Over the years, she has worked with everyone from Charles Mingus to trumpeter Don Cherry and Canadian saxophonist and flautist Jane Bunnett. But Jordan is less-than nostalgic about her recorded work. In 2018, she revisited all the songs From Portrait of Sheila for the first time in half-a-century for a one-night celebration at Chicago’s Green Mill Jazz Club. A few months later, when Postmedia asked her how it went, she humbly suggested “I’m sure it was OK.” She admits she does not spend much time listening to or analyzing her own recordings.
“I listen to something I’ve recorded to get it in order, what I want first and what takes I want,” she says. “After I get it all together, I listen to the final one and then I don’t listen anymore.”
Still, Jordan says she would like to return to the studio at least one more time.

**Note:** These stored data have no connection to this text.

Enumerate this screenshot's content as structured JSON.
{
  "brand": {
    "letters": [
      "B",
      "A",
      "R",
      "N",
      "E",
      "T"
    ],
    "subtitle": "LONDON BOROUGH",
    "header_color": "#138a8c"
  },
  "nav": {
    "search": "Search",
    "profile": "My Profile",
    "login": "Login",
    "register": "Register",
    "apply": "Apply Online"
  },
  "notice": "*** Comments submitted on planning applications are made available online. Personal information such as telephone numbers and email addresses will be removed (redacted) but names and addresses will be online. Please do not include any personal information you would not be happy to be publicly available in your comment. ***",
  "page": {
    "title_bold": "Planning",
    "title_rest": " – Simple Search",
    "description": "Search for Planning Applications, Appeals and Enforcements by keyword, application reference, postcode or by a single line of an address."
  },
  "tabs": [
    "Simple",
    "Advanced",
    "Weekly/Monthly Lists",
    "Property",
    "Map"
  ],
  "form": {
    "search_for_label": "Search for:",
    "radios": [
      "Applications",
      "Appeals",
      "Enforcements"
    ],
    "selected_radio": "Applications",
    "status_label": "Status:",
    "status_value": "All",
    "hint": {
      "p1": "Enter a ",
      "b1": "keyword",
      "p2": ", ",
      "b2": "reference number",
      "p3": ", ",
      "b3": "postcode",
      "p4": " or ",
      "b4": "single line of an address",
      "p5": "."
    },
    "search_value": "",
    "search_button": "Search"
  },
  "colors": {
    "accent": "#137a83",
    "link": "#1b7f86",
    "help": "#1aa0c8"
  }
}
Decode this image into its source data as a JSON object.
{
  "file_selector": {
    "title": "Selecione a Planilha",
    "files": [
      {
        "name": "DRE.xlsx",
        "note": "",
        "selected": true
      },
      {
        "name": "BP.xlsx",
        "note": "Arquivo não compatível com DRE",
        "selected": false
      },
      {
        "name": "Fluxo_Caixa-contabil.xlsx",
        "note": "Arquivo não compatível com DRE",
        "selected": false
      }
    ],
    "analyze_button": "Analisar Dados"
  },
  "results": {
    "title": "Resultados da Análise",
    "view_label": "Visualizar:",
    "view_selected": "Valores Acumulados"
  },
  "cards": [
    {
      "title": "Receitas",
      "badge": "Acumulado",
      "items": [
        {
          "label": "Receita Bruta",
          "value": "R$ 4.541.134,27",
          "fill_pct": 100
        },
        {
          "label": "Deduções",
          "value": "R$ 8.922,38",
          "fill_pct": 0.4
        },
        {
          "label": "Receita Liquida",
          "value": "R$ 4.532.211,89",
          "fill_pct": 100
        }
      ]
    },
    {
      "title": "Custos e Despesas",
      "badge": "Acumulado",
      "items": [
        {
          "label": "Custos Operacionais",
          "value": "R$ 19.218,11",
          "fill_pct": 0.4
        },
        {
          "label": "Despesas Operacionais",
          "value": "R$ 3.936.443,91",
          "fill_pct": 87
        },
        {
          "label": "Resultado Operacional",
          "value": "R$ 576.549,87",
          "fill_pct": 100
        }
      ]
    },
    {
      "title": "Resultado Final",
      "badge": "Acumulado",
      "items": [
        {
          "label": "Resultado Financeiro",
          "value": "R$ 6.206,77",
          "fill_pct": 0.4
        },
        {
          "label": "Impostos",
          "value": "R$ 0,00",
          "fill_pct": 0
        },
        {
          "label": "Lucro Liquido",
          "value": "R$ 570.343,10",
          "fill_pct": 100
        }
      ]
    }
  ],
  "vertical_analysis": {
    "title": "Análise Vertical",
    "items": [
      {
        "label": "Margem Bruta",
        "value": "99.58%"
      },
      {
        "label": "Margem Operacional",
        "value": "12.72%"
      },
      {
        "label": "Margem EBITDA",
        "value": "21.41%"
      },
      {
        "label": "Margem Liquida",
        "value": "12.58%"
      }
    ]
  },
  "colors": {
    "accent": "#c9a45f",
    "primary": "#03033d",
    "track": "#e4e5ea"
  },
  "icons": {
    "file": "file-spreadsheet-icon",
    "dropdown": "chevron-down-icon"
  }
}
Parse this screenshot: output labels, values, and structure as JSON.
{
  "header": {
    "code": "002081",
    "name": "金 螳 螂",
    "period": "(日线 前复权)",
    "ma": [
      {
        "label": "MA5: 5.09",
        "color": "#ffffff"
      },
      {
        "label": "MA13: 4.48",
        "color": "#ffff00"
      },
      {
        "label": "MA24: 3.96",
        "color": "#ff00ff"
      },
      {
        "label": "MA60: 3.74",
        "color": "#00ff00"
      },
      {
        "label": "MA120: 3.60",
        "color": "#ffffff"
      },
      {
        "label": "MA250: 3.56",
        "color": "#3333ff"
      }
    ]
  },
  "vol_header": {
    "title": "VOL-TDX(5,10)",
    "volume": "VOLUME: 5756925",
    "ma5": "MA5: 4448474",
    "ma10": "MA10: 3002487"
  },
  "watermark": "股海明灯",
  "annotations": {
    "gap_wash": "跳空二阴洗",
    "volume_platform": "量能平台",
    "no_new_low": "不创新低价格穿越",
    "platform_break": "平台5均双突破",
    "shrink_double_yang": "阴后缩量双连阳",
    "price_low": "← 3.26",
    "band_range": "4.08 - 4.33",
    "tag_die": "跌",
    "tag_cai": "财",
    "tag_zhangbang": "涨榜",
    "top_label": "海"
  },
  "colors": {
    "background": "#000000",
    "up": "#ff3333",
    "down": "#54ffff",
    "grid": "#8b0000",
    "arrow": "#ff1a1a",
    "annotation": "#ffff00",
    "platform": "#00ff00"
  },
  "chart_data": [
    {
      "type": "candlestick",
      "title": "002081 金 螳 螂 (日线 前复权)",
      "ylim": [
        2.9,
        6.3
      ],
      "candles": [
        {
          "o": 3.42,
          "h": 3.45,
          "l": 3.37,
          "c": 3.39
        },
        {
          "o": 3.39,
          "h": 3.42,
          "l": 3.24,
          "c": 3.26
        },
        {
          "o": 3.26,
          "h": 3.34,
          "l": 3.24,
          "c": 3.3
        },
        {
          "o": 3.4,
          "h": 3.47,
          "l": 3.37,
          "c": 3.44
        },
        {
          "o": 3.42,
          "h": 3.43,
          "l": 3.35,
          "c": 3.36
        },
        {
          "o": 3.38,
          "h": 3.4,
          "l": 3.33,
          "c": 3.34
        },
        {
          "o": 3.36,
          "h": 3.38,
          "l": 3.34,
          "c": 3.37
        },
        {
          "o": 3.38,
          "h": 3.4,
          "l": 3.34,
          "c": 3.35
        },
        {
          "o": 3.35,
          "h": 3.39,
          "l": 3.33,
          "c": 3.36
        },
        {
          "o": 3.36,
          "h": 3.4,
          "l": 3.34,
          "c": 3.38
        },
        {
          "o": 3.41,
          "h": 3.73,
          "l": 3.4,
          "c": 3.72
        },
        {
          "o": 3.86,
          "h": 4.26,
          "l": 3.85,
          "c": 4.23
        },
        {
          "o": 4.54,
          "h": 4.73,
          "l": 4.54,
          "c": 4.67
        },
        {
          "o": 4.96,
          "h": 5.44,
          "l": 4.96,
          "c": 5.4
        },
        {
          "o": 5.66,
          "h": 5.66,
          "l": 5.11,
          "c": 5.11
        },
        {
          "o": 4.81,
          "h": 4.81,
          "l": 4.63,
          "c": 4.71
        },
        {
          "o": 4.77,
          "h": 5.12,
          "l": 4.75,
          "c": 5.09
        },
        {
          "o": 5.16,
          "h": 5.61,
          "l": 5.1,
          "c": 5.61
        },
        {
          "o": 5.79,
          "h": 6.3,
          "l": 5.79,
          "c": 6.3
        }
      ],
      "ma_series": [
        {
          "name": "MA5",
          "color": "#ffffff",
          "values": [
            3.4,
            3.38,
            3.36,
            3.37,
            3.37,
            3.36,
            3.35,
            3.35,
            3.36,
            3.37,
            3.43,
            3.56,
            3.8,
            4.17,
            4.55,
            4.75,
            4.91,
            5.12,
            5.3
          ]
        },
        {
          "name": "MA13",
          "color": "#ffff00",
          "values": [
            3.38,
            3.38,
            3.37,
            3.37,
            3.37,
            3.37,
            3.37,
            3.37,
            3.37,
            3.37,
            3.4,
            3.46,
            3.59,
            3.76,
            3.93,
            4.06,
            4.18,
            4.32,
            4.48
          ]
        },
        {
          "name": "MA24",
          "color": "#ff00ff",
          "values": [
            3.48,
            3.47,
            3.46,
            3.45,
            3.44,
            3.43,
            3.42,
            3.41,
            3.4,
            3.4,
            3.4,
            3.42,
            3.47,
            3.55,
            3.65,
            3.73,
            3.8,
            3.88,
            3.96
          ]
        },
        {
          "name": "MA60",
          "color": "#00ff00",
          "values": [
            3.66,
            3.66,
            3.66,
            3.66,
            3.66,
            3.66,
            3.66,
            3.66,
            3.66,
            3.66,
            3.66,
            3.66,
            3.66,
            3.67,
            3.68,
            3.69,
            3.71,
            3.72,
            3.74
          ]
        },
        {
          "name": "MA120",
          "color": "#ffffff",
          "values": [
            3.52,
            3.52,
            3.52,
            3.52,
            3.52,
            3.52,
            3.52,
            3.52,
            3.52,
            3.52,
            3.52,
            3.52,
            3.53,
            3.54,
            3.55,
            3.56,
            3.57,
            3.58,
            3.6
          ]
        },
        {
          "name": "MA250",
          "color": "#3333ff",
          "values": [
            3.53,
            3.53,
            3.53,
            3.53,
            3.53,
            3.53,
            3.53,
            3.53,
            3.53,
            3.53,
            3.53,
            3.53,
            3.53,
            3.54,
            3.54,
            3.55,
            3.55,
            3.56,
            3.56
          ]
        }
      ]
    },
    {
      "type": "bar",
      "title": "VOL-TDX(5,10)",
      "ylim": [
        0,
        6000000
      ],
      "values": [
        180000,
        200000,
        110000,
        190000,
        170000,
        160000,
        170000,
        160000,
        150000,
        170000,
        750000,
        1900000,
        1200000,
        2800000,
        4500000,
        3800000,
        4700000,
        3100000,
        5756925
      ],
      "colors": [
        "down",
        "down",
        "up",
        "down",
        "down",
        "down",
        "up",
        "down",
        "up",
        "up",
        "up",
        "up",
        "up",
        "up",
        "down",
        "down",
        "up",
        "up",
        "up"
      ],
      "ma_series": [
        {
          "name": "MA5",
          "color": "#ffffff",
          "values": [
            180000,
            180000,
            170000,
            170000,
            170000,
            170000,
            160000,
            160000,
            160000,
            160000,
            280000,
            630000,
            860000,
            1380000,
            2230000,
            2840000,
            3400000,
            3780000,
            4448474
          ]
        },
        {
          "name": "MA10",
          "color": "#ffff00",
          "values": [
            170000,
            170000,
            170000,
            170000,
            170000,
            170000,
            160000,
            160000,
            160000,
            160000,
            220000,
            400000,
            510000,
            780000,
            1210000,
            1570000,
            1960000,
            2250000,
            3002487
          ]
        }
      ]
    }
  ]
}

“Nobody has been knocking down my door to record me,” she says. “If a record company came and called me and said ‘I really want to do a recording,’ I’d do it, of course. But I’m not being hounded to record. Nobody’s interested. So when I record I have to record and pay for it all my own and hope a record company picks it up. And that’s it. That’s the story.”
Sheila Jordan will perform at the Lantern Community Church on Feb. 7. Doors open at 6 p.m., show starts at 7 p.m. Visit cindymcleodmusic.com/events.php for tickets.